If we write $u(x,t) = g(x,t)v(x,t)$, then your equation becomes
\begin{equation}
g_t(x,t)v(x,t) + g(x,t)v_t(x,t) = D\left(g_{xx}(x,t)v(x,t) + 2 g_x(x,t)v_x(x,t) + g(x,t)v_{xx}(x,t)\right) + \alpha g(x,t)v(x,t)
\end{equation}
And we want to find $g(x,t)$ such that the equation is simplified. In particular, if we want to recover the heat equation, we can do it by setting $g(x,t) = g(t)$ and then noting that we can make the extraneous terms go away if $g_t(t) = \alpha g(t)$, which has solution $g(t) = \exp(\alpha t)$, so that $v_t(x,t) = Dv_{xx}(x,t)$.
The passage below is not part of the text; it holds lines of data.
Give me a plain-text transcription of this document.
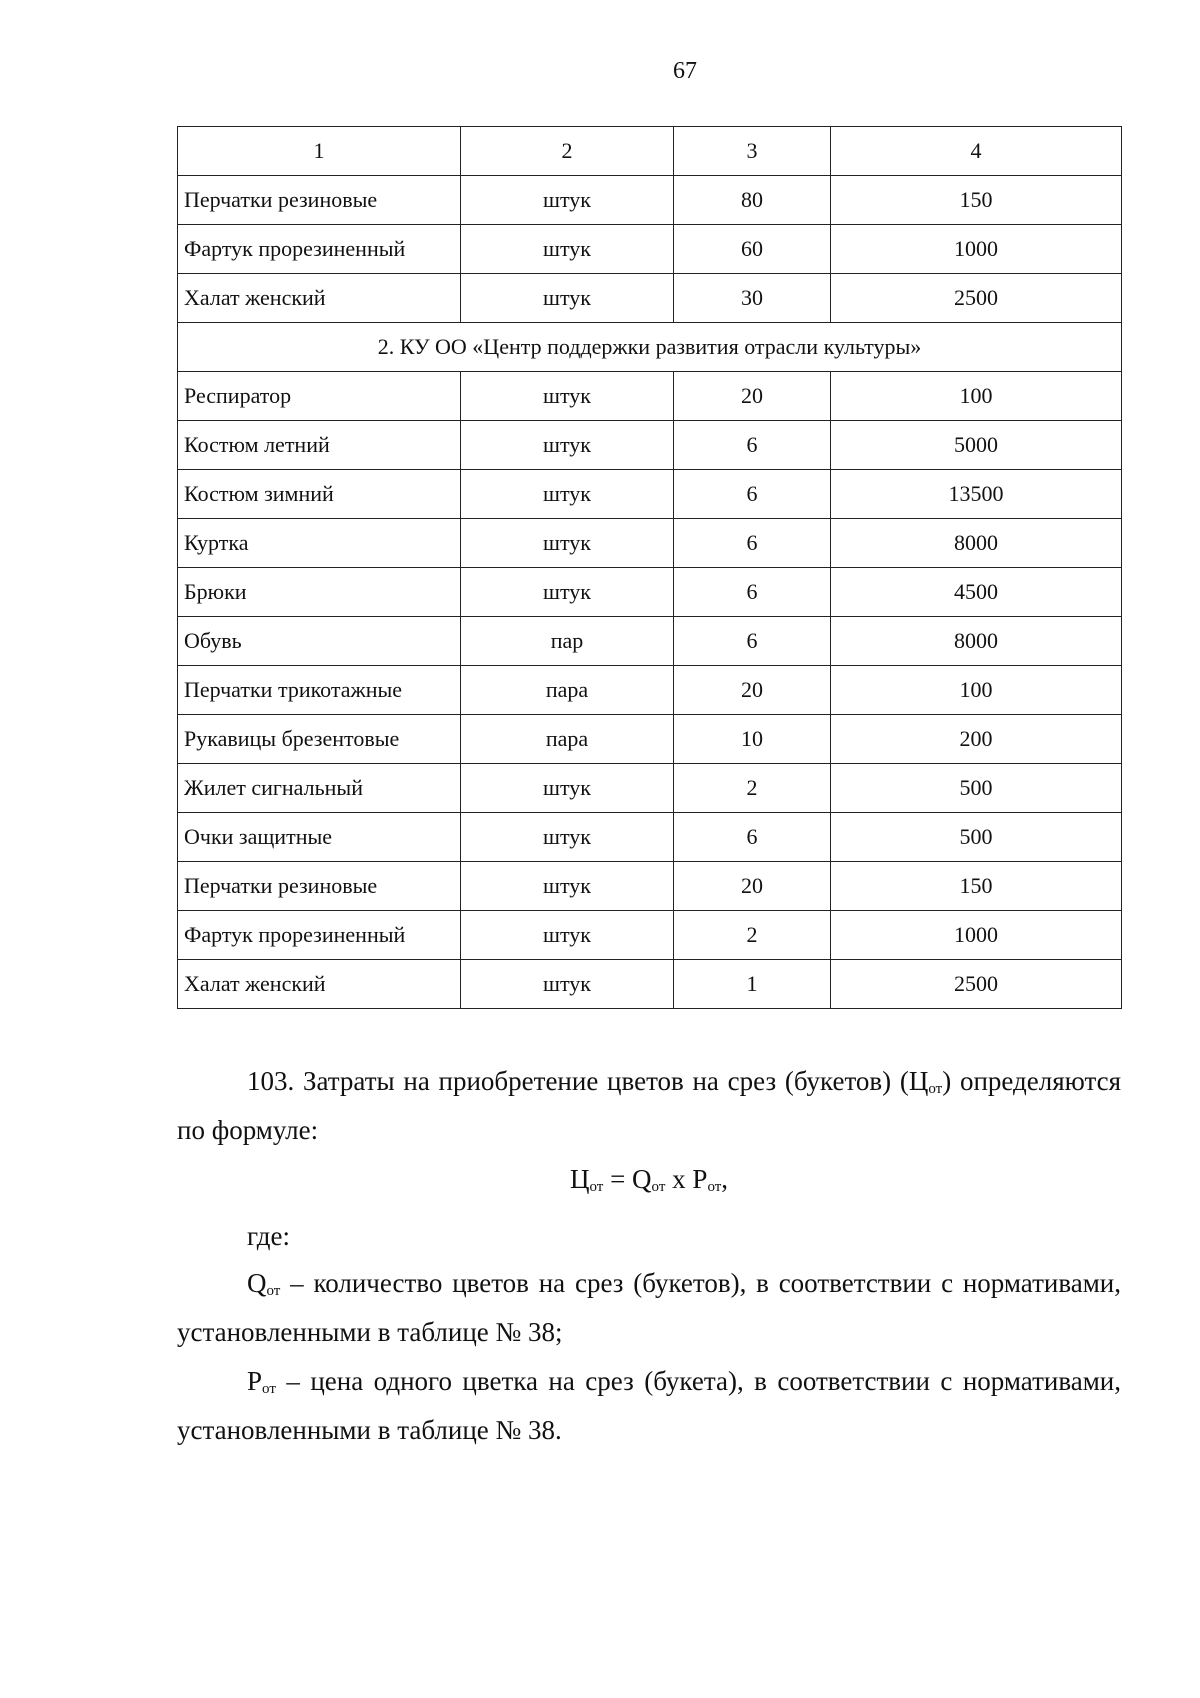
67
1	2	3	4
Перчатки резиновые	штук	80	150
Фартук прорезиненный	штук	60	1000
Халат женский	штук	30	2500
2. КУ ОО «Центр поддержки развития отрасли культуры»			
Респиратор	штук	20	100
Костюм летний	штук	6	5000
Костюм зимний	штук	6	13500
Куртка	штук	6	8000
Брюки	штук	6	4500
Обувь	пар	6	8000
Перчатки трикотажные	пара	20	100
Рукавицы брезентовые	пара	10	200
Жилет сигнальный	штук	2	500
Очки защитные	штук	6	500
Перчатки резиновые	штук	20	150
Фартук прорезиненный	штук	2	1000
Халат женский	штук	1	2500

103. Затраты на приобретение цветов на срез (букетов) $(Ц_{от})$ определяются по формуле:

$Ц_{от} = Q_{от}$ x $P_{от}$,
где:

$Q_{от}$ – количество цветов на срез (букетов), в соответствии с нормативами, установленными в таблице № 38;

$P_{от}$ – цена одного цветка на срез (букета), в соответствии с нормативами, установленными в таблице № 38.
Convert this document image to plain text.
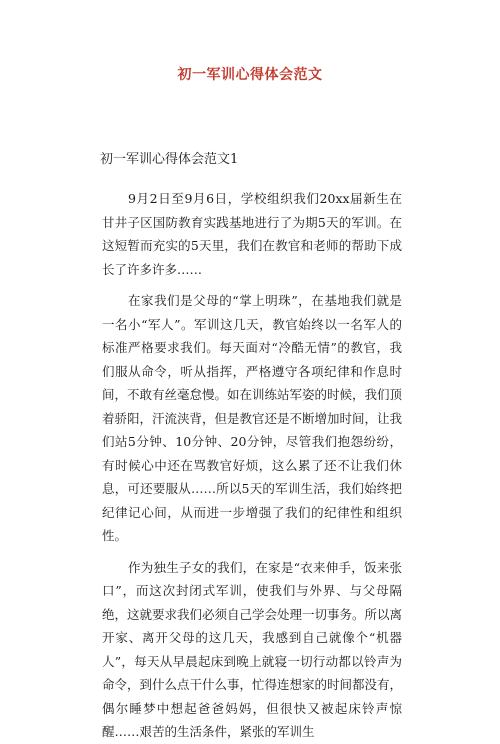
初一军训心得体会范文
初一军训心得体会范文1

9月2日至9月6日，学校组织我们20xx届新生在甘井子区国防教育实践基地进行了为期5天的军训。在这短暂而充实的5天里，我们在教官和老师的帮助下成长了许多许多……

在家我们是父母的“掌上明珠”，在基地我们就是一名小“军人”。军训这几天，教官始终以一名军人的标准严格要求我们。每天面对“冷酷无情”的教官，我们服从命令，听从指挥，严格遵守各项纪律和作息时间，不敢有丝毫怠慢。如在训练站军姿的时候，我们顶着骄阳，汗流浃背，但是教官还是不断增加时间，让我们站5分钟、10分钟、20分钟，尽管我们抱怨纷纷，有时候心中还在骂教官好烦，这么累了还不让我们休息，可还要服从……所以5天的军训生活，我们始终把纪律记心间，从而进一步增强了我们的纪律性和组织性。

作为独生子女的我们，在家是“衣来伸手，饭来张口”，而这次封闭式军训，使我们与外界、与父母隔绝，这就要求我们必须自己学会处理一切事务。所以离开家、离开父母的这几天，我感到自己就像个“机器人”，每天从早晨起床到晚上就寝一切行动都以铃声为命令，到什么点干什么事，忙得连想家的时间都没有，偶尔睡梦中想起爸爸妈妈，但很快又被起床铃声惊醒……艰苦的生活条件，紧张的军训生
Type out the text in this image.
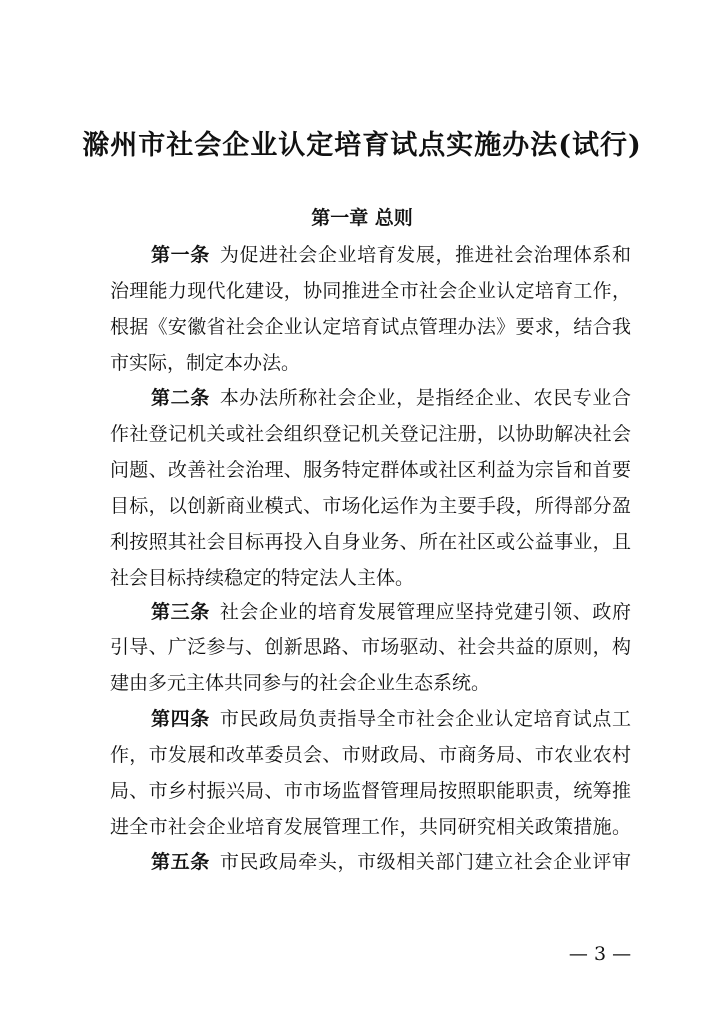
滁州市社会企业认定培育试点实施办法(试行)
第一章 总则
第一条 为促进社会企业培育发展，推进社会治理体系和
治理能力现代化建设，协同推进全市社会企业认定培育工作，
根据《安徽省社会企业认定培育试点管理办法》要求，结合我
市实际，制定本办法。
第二条 本办法所称社会企业，是指经企业、农民专业合
作社登记机关或社会组织登记机关登记注册，以协助解决社会
问题、改善社会治理、服务特定群体或社区利益为宗旨和首要
目标，以创新商业模式、市场化运作为主要手段，所得部分盈
利按照其社会目标再投入自身业务、所在社区或公益事业，且
社会目标持续稳定的特定法人主体。
第三条 社会企业的培育发展管理应坚持党建引领、政府
引导、广泛参与、创新思路、市场驱动、社会共益的原则，构
建由多元主体共同参与的社会企业生态系统。
第四条 市民政局负责指导全市社会企业认定培育试点工
作，市发展和改革委员会、市财政局、市商务局、市农业农村
局、市乡村振兴局、市市场监督管理局按照职能职责，统筹推
进全市社会企业培育发展管理工作，共同研究相关政策措施。
第五条 市民政局牵头，市级相关部门建立社会企业评审
— 3 —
You might need to be a bit careful with your boundary conditions, as now we want them to apply to $v(x,t) = \exp(-\alpha t)u(x,t)$, however in this case we have that $v(x,0) = 1*u(x,0) = x(1-x)$ and $v(0,t) = \exp(-\alpha t)u(0,t) = 0$, $v_x(1,t) = \exp(-\alpha t)u_x(1,t) = 0$ so everything is as nice as can be. In general, though, the boundary conditions will need to be transformed as well.